Removing the ORAI1 gene from oral cancer cells changed the course of the disease in animal studies. When mice were inoculated with cancer cells lacking the ORAI1 gene, tumors grew more slowly and were less painful.
“These findings demonstrate an important role for ORAI1 in oral cancer progression and pain, but what is the mechanism? We wondered if MMP1 could be the messenger relaying pain,” said Lacruz.
In collaboration with NYU Pain Research Center scientists Rajesh Khanna and Yi Ye, the team looked at the levels of MMP1 expressed in the fluid surrounding oral cancer cells and saw that cells lacking the ORAI1 gene secreted less MMP1 into the surrounding fluid. The trigeminal ganglia are a group of facial nerves that transmit pain in oral cancer. They blended the fluid with neurons from these nerves.

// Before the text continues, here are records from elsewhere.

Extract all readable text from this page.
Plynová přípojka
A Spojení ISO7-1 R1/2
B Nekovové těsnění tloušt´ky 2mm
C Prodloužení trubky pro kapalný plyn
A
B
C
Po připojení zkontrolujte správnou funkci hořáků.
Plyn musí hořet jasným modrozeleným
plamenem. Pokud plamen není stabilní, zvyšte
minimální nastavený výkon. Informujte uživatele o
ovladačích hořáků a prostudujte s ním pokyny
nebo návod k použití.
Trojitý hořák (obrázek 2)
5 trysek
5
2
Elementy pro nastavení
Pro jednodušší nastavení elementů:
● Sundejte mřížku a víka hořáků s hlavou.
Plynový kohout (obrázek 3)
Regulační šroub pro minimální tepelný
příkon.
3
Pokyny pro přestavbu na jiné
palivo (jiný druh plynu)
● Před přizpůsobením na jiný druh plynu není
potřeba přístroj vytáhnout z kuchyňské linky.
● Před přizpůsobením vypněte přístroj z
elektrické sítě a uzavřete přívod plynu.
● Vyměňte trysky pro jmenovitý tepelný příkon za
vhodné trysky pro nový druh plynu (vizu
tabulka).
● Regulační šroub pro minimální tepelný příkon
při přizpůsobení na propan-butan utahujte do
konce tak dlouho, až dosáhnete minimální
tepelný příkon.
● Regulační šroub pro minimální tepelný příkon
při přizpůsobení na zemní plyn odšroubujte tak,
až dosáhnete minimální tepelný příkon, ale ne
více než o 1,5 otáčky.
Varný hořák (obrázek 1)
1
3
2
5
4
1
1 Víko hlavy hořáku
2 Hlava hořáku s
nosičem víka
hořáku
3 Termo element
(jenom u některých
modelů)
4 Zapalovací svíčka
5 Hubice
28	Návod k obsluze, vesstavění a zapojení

The fluid from cancer cells lacking the ORAI1 gene did not cause the neurons to react strongly, whereas the MMP1-rich fluid from cancer cells with the ORAI1 gene caused a rise in action potentials, which is a requirement for the transmission of pain.
“This gives us evidence that an abundance of MMP1 may generate increased sensitivity to pain,” said Lacruz.
The researchers also ran experiments with abnormal but non-cancerous cells. These non-invasive cells become invasive when the ORAI1 gene was overexpressed, suggesting that ORAI1 may be involved in the transformation of non-malignant cells into cancerous ones.
Future research: blocking ORAI
Several FDA-approved drugs block the ORAI1 calcium channel, but they have not yet been tested in oral cancer. Future research will examine if an ORAI-blocking medicine can be accurately administered into animal models’ tongues using nanoparticles to halt the spread and discomfort of oral cancer.
“In light of the ongoing opioid crisis, our study paves the way for validating novel pain treatments in oral cancer,” said Rajesh Khanna, director of the NYU Pain Research Center, professor of molecular pathobiology at NYU Dentistry, and a co-author of the study.
“Ultimately, our hope is that targeting the ORAI1 channel in oral cancer can prevent or delay the progression from oral epithelial dysplasia to oral cancer tumors and concurrently alleviate the pain burden experienced by oral cancer patients,” added Son.
Additional study authors include Nguyen Huu Tu, Maria Daniela Santi, Santiago Loya Lopez, and Guilherme H. Souza Bomfim of NYU College of Dentistry; Manikandan Vinu, Ariya Chaloemtoem, Rama Alhariri, and Youssef Idaghdour of NYU Abu Dhabi; and Fang Zhou of NYU Langone Health.